Stapelverarbeitung ist für Drucke effizient. Es ist Gift für Originale. Die Hand hört auf, das Gemälde zu finden und beginnt, es zu wiederholen.
Was drei Tage Nichtstun bewirken
Der andere Grund, warum ich so arbeite, ist die Lücke. Zwischen der Fertigstellung eines Stücks und dem Beginn des nächsten verstreiche ich mindestens drei Tage, in denen keine neue Leinwand begonnen wird. Das fertige Werk steht an der Nordwand, wo das Morgenlicht gleichmäßig und nicht großzügig ist. Auf dem Weg zum Wasserkocher, auf dem Rückweg von der Post, laufe ich daran vorbei. Nach einem Tag werden die Teile, auf die ich stolz war, leiser. Nach zwei scheitert der Teil, bei dem ich mir nicht sicher war, oder landet schließlich. Am dritten Tag kenne ich das Gemälde. Nicht so, wie ich es an der Staffelei kannte, sondern eher so, wie ein Sammler es an einer Wand zu Hause erkennen wird, wenn er flüchtig vom Flur aus blickt.
Dies ist der Teil des Prozesses, der durch eine Charge unmöglich gemacht wird. Wenn schon die nächste Leinwand quer durch den Raum nass ist, gibt es kein Vorbeigehen mehr. Die Hand kann es sich nicht leisten, sich die Arbeit von gestern anzuschauen, weil die heutige Arbeit nach etwas verlangt. Ich habe bereits darüber geschrieben, wie ein Stück sechs Wochen dauern kann, weil es von Anfang an einfach die falsche Leinwand war. Diese Entscheidung ist nur verfügbar, wenn ich nicht bereits drei weitere davon begonnen habe.
Die einzige Leinwand im Raum
In der aktiven Rotation dieses Ateliers befindet sich normalerweise jeweils nur ein Gemälde. Die anderen Flächen im Raum sind abgewandt, geneigt, gestapelt. Eine neue Wäsche wird erst dann gespannt, wenn die letzte so weit getrocknet ist, dass sie eingewickelt oder aufgehängt werden kann.
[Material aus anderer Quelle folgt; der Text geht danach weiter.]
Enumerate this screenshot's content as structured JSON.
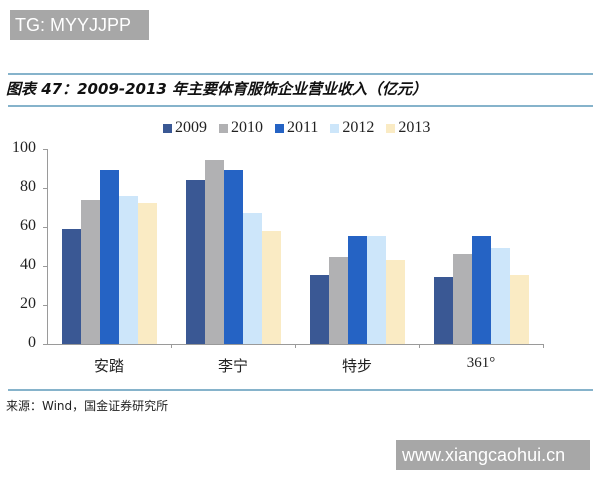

Besucher finden das seltsam. Sie erwarten, dass ein Studio wie eine Ansammlung von Farbtuben und eine Wand voller laufender Arbeiten aussieht. Das Atelier einer Leinwand nach der anderen sieht leerer und ruhiger aus, als sie es sich vorgestellt haben, und das ist auch Teil des Problems.
Das ist auch der Grund, warum ich aufgehört habe, eine jährliche Zählung zu führen. Die Anzahl der Originale, die eine einzelne Hand ehrlich gesagt in einem Jahr fertigstellen kann, ist weitaus geringer, als der Markt vermuten lässt, und die meiste Arbeit eines Malers besteht darin, damit Frieden zu schließen. Ein Jahr, in dem ich mich weigerte, das Atelier in Zahlen zu messen, hat mich gelehrt, die Staffelei zwischen den Gemälden leer und nicht voll zu halten.
Die rohe Leinwand auf der Staffelei wird erst am Donnerstag umgedreht. Ich weiß noch nicht, was es sein wird. Das ist die einzig ehrliche Antwort auf die Frage, wie viele Gemälde mit einer Hand darin aus einem Raum kommen können.